Tengo Miedo
Por Alejandro Ippolito
Me muerde el temor, la furia no me es ajena, pero es el temor lo que me mueve a
embestir a la figura que me incomoda con su amenaza.
No persigue otra cosa que el engaño con su impostada fragilidad. Pareciera que
puede deshacerse con una brisa simple, como una torre de cenizas, pero no es
así.
Yo sé que sus huesos vencidos no descansan, conozco el nombre de su esperanza
y lo aborrezco.
Esa figura está hecha de fuego y de memoria, habita en ella la sustancia de mi
miedo y no puedo menos que golpearla hasta que caiga y se convenza de la fuerza
de mi espanto.
Se presenta ante mí con la arrogancia de los monstruos, creyendo que es inmune
a mi desprecio, suponiendo que mis legiones no podrán dañarla porque se
entretiene en el ejercicio de renacer con cada muerte que le impongo.
Me mira con esa expresión de animal simple, estregado a su destino de ser el
festín de los poderes, la sangre que se diluye en una celebración pagana en el
altar reservado para el sacrificio de los pueblos.
Y es entonces cuando regresa el miedo al cauce de mis venas y me tiemblan los
sentidos y caigo de rodillas invadido por la fiebre de un pasado que me hiere tan
profundamente que no puedo menos que comprender que estoy perdido en este
laberinto que lleva mi nombre en cada pasillo.
El sudor me cubre como un manto gélido y brutal, la seda del tiempo me roza la
carne y abre surcos de un rojo profundo con cada beso de sus labios que son de
arena y de hielo. Es por eso que debo empujarla al abismo más profundo, para
que se pierda por fin hasta que ya no quede ni el eco de su última palabra clavada
en las paredes de mi inmensa fortaleza.
Soy tan invencible como un niño con su espada de madera, como el insecto que
golpea su ilusión de libertad contra los cristales una y otra vez, como el sueño que
se pierde con la primera luz de la mañana.
Tengo miedo, de ese espejo en donde soy una mujer anciana que no entiende,
donde soy un obrero, un maestro, un alumno sin escuela o un actor sin escenario
donde treparse a una ficción.
Tengo miedo de esa imagen que sin piedad me observa y me condena, esa
dulzura mentirosa que no hace más que atormentarme con su nada, su silencio.

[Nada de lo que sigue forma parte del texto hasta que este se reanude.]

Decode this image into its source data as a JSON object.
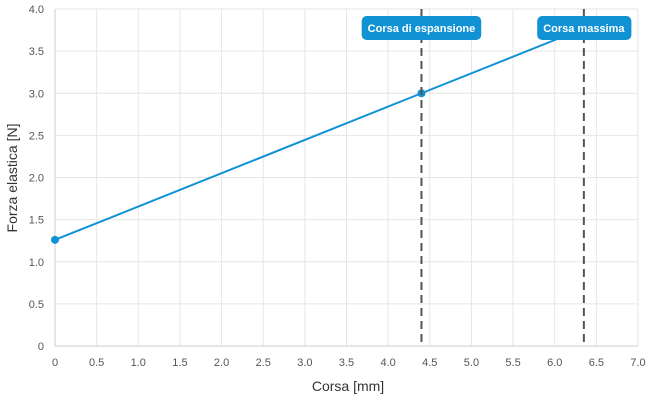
{
  "chart_data": {
    "type": "line",
    "title": "",
    "xlabel": "Corsa [mm]",
    "ylabel": "Forza elastica [N]",
    "xlim": [
      0,
      7
    ],
    "ylim": [
      0,
      4
    ],
    "x_ticks": [
      0,
      0.5,
      1,
      1.5,
      2,
      2.5,
      3,
      3.5,
      4,
      4.5,
      5,
      5.5,
      6,
      6.5,
      7
    ],
    "x_tick_labels": [
      "0",
      "0.5",
      "1.0",
      "1.5",
      "2.0",
      "2.5",
      "3.0",
      "3.5",
      "4.0",
      "4.5",
      "5.0",
      "5.5",
      "6.0",
      "6.5",
      "7.0"
    ],
    "y_ticks": [
      0,
      0.5,
      1,
      1.5,
      2,
      2.5,
      3,
      3.5,
      4
    ],
    "y_tick_labels": [
      "0",
      "0.5",
      "1.0",
      "1.5",
      "2.0",
      "2.5",
      "3.0",
      "3.5",
      "4.0"
    ],
    "grid": true,
    "series": [
      {
        "color": "#1192d5",
        "x": [
          0,
          4.4,
          6.35
        ],
        "y": [
          1.26,
          3.0,
          3.77
        ],
        "marker_indices": [
          0,
          1
        ]
      }
    ],
    "markers": [
      {
        "x": 4.4,
        "label": "Corsa di espansione",
        "color": "#1192d5"
      },
      {
        "x": 6.35,
        "label": "Corsa massima",
        "color": "#1192d5"
      }
    ]
  }
}
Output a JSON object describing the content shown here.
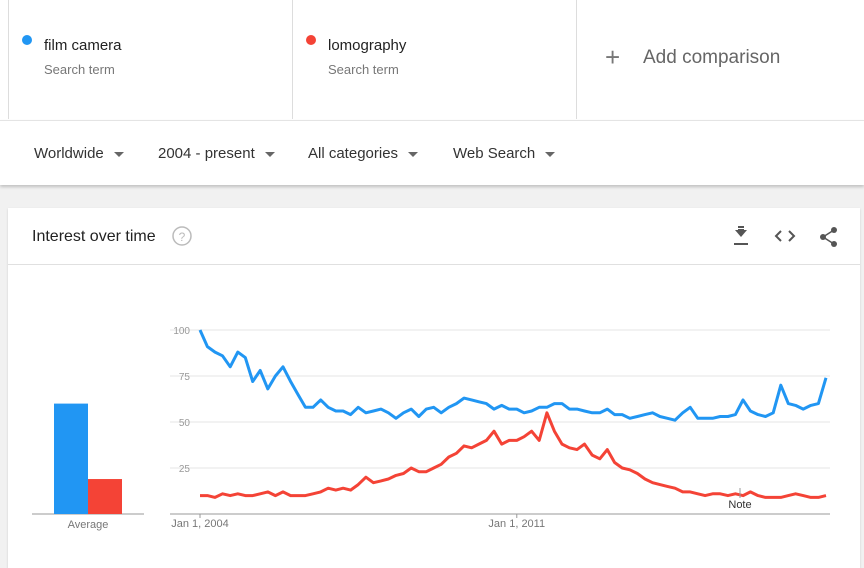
{
  "comparison": {
    "term_label": "Search term",
    "add": "Add comparison"
  },
  "filters": [
    "Worldwide",
    "2004 - present",
    "All categories",
    "Web Search"
  ],
  "card": {
    "title": "Interest over time"
  },
  "chart_data": [
    {
      "type": "bar",
      "xlabel": "Average",
      "ylim": [
        0,
        100
      ],
      "series": [
        {
          "color": "#2196f3",
          "values": [
            60
          ]
        },
        {
          "color": "#f44336",
          "values": [
            19
          ]
        }
      ]
    },
    {
      "type": "line",
      "ylim": [
        0,
        100
      ],
      "yticks": [
        25,
        50,
        75,
        100
      ],
      "grid": true,
      "xlim": [
        "2004-01-01",
        "2017-11-01"
      ],
      "xticks": [
        {
          "value": "2004-01-01",
          "label": "Jan 1, 2004"
        },
        {
          "value": "2011-01-01",
          "label": "Jan 1, 2011"
        }
      ],
      "annotation": "Note",
      "x": [
        "2004-01-01",
        "2004-03-01",
        "2004-05-01",
        "2004-07-01",
        "2004-09-01",
        "2004-11-01",
        "2005-01-01",
        "2005-03-01",
        "2005-05-01",
        "2005-07-01",
        "2005-09-01",
        "2005-11-01",
        "2006-01-01",
        "2006-03-01",
        "2006-05-01",
        "2006-07-01",
        "2006-09-01",
        "2006-11-01",
        "2007-01-01",
        "2007-03-01",
        "2007-05-01",
        "2007-07-01",
        "2007-09-01",
        "2007-11-01",
        "2008-01-01",
        "2008-03-01",
        "2008-05-01",
        "2008-07-01",
        "2008-09-01",
        "2008-11-01",
        "2009-01-01",
        "2009-03-01",
        "2009-05-01",
        "2009-07-01",
        "2009-09-01",
        "2009-11-01",
        "2010-01-01",
        "2010-03-01",
        "2010-05-01",
        "2010-07-01",
        "2010-09-01",
        "2010-11-01",
        "2011-01-01",
        "2011-03-01",
        "2011-05-01",
        "2011-07-01",
        "2011-09-01",
        "2011-11-01",
        "2012-01-01",
        "2012-03-01",
        "2012-05-01",
        "2012-07-01",
        "2012-09-01",
        "2012-11-01",
        "2013-01-01",
        "2013-03-01",
        "2013-05-01",
        "2013-07-01",
        "2013-09-01",
        "2013-11-01",
        "2014-01-01",
        "2014-03-01",
        "2014-05-01",
        "2014-07-01",
        "2014-09-01",
        "2014-11-01",
        "2015-01-01",
        "2015-03-01",
        "2015-05-01",
        "2015-07-01",
        "2015-09-01",
        "2015-11-01",
        "2016-01-01",
        "2016-03-01",
        "2016-05-01",
        "2016-07-01",
        "2016-09-01",
        "2016-11-01",
        "2017-01-01",
        "2017-03-01",
        "2017-05-01",
        "2017-07-01",
        "2017-09-01",
        "2017-11-01"
      ],
      "series": [
        {
          "name": "film camera",
          "color": "#2196f3",
          "values": [
            100,
            91,
            88,
            86,
            80,
            88,
            85,
            72,
            78,
            68,
            75,
            80,
            72,
            65,
            58,
            58,
            62,
            58,
            56,
            56,
            54,
            58,
            55,
            56,
            57,
            55,
            52,
            55,
            57,
            53,
            57,
            58,
            55,
            58,
            60,
            63,
            62,
            61,
            60,
            57,
            59,
            57,
            57,
            55,
            56,
            58,
            58,
            60,
            60,
            57,
            57,
            56,
            55,
            55,
            57,
            54,
            54,
            52,
            53,
            54,
            55,
            53,
            52,
            51,
            55,
            58,
            52,
            52,
            52,
            53,
            53,
            54,
            62,
            56,
            54,
            53,
            55,
            70,
            60,
            59,
            57,
            59,
            60,
            74
          ]
        },
        {
          "name": "lomography",
          "color": "#f44336",
          "values": [
            10,
            10,
            9,
            11,
            10,
            11,
            10,
            10,
            11,
            12,
            10,
            12,
            10,
            10,
            10,
            11,
            12,
            14,
            13,
            14,
            13,
            16,
            20,
            17,
            18,
            19,
            21,
            22,
            25,
            23,
            23,
            25,
            27,
            31,
            33,
            37,
            36,
            38,
            40,
            45,
            38,
            40,
            40,
            42,
            45,
            40,
            55,
            45,
            38,
            36,
            35,
            38,
            32,
            30,
            35,
            28,
            25,
            24,
            22,
            19,
            17,
            16,
            15,
            14,
            12,
            12,
            11,
            10,
            11,
            11,
            10,
            11,
            10,
            12,
            10,
            9,
            9,
            9,
            10,
            11,
            10,
            9,
            9,
            10
          ]
        }
      ]
    }
  ]
}
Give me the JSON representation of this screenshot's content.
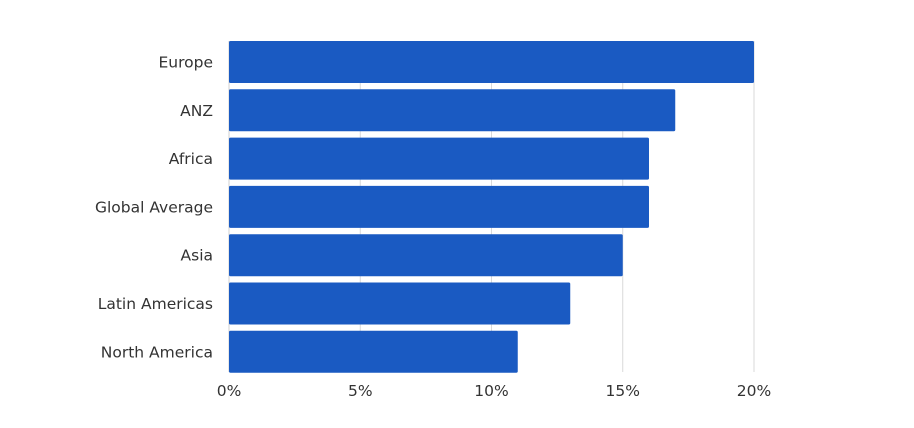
{
  "chart_data": {
    "type": "bar",
    "orientation": "horizontal",
    "categories": [
      "Europe",
      "ANZ",
      "Africa",
      "Global Average",
      "Asia",
      "Latin Americas",
      "North America"
    ],
    "values": [
      20,
      17,
      16,
      16,
      15,
      13,
      11
    ],
    "unit": "%",
    "xlim": [
      0,
      20
    ],
    "xticks": [
      0,
      5,
      10,
      15,
      20
    ],
    "xtick_labels": [
      "0%",
      "5%",
      "10%",
      "15%",
      "20%"
    ],
    "grid": true,
    "bar_color": "#1a5ac2"
  }
}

Tengo tanto miedo que voy a regar con su sangre la tierra para que entienda que
solo existe el subsuelo del mundo para ella, como alimento del olvido, como un
manantial donde calmar el ardor de mis miserias.
Y sin embargo sigue allí, frente a los escudos que la contienen en su aparente
calma que no es más que una pausa en la descomunal batalla.
Tengo miedo porque sus ojos me dicen que voy a caer.